Sans l'avoir testé à l'extrême, il semble fonctionner sur mon PowerBook G3 (sauf les avertissements par courriels et le changement de pages). J'ai également été impressionné par les fonctionnalités - même si je ne suis en aucune façon expérimenté avec les wikis. Swiki semble offrir énormément plus d'options de mise en page et de contrôles d'accès que plusieurs autres implémentations. Si vous aimez jouer avec des serveurs Internet, Swiki vaut largement le coup d'oeil.

Bien que le PowerBook représente une machine serveur pouilleuse pour la simple raison que je la débranche à l'occasion, je me demande si Swiki ne constituerait pas un bon outil pour collaborer avec les auteurs sur des ébauches d'articles de TidBITS. Les deux principaux inconvénients sont les outils primitifs d'édition dans le champ texte d'un navigateur web. De plus, on perdrait notre système de code couleurs si nous reprenons le texte de Nisus Writer. Cependant, je pense pouvoir solutionner cette critique avec une macro qui utiliserait l'environnement d'édition de Nisus Writer et qui traduirait le texte de Nisus Writer en un balisage Swiki.

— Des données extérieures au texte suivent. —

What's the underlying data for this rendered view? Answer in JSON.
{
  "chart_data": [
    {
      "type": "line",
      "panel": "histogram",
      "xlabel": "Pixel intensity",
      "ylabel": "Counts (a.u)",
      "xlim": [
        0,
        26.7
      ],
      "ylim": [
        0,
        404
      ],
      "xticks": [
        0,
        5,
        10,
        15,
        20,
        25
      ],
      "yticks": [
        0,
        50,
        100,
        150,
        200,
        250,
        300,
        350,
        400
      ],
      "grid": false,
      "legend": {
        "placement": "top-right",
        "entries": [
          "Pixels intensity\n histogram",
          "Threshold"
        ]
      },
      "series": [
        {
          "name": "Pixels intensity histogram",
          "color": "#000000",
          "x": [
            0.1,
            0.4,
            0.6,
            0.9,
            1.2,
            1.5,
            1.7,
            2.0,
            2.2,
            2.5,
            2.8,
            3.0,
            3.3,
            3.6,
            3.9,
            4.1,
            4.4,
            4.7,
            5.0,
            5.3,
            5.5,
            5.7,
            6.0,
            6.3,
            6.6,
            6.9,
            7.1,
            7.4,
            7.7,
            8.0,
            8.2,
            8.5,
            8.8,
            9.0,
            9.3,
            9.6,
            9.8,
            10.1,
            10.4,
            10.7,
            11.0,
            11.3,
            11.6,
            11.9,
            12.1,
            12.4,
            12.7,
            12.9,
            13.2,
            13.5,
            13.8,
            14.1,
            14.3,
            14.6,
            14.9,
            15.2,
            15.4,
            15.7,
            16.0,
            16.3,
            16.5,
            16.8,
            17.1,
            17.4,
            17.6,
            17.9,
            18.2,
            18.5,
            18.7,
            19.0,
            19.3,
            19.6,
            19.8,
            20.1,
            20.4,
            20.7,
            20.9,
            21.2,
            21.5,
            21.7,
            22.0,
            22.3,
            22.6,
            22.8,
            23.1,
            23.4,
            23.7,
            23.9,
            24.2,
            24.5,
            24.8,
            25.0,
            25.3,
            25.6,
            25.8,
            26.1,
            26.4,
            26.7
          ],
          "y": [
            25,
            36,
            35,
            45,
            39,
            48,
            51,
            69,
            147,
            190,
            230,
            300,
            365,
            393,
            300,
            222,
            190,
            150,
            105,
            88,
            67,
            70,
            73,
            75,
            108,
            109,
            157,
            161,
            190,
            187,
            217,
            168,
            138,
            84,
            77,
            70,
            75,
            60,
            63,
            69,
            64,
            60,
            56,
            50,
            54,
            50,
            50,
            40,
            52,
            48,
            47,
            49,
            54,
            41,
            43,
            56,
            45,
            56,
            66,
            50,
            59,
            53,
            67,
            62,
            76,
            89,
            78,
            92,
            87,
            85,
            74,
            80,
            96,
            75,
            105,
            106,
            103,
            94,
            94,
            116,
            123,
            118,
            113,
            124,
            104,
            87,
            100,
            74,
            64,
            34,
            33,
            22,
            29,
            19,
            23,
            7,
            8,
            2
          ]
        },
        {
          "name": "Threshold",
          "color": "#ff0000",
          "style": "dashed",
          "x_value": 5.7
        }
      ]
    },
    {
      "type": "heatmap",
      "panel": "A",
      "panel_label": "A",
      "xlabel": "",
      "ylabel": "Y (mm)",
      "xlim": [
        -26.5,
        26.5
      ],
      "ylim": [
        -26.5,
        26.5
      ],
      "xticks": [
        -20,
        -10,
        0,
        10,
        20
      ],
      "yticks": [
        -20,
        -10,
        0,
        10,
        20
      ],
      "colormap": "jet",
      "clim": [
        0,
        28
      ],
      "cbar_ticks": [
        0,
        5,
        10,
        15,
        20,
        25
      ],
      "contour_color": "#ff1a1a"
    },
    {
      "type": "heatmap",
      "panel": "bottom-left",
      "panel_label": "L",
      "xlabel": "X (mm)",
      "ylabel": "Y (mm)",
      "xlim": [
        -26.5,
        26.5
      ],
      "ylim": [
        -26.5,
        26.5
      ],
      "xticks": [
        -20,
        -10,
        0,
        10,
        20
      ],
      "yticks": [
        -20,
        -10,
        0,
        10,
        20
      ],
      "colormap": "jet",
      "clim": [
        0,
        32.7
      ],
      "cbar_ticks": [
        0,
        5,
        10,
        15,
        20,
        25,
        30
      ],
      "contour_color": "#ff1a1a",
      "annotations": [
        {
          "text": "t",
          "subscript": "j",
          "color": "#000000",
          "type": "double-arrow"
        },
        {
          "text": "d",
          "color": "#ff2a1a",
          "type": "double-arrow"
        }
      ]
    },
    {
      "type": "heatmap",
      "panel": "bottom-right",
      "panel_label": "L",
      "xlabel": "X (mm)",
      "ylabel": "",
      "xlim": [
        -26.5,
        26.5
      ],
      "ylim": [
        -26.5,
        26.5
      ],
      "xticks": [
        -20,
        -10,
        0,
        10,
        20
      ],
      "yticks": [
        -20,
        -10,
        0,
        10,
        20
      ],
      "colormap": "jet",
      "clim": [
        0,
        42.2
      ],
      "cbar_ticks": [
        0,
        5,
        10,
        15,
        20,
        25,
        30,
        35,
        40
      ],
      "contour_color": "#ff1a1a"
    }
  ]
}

Nous verrons comment cela fonctionne, et peut-être cela finira-t-il en un moyen supplémentaire dans mon arsenal d'outil d'édition collaborative pour de futurs projets. En même temps, j'espère que cette série a été utile en donnant quelques idées pour vos propres besoins de collaboration, et n'hésitez pas à partager d'autres approches que vous avez expérimentées sur le TidBITS Talk.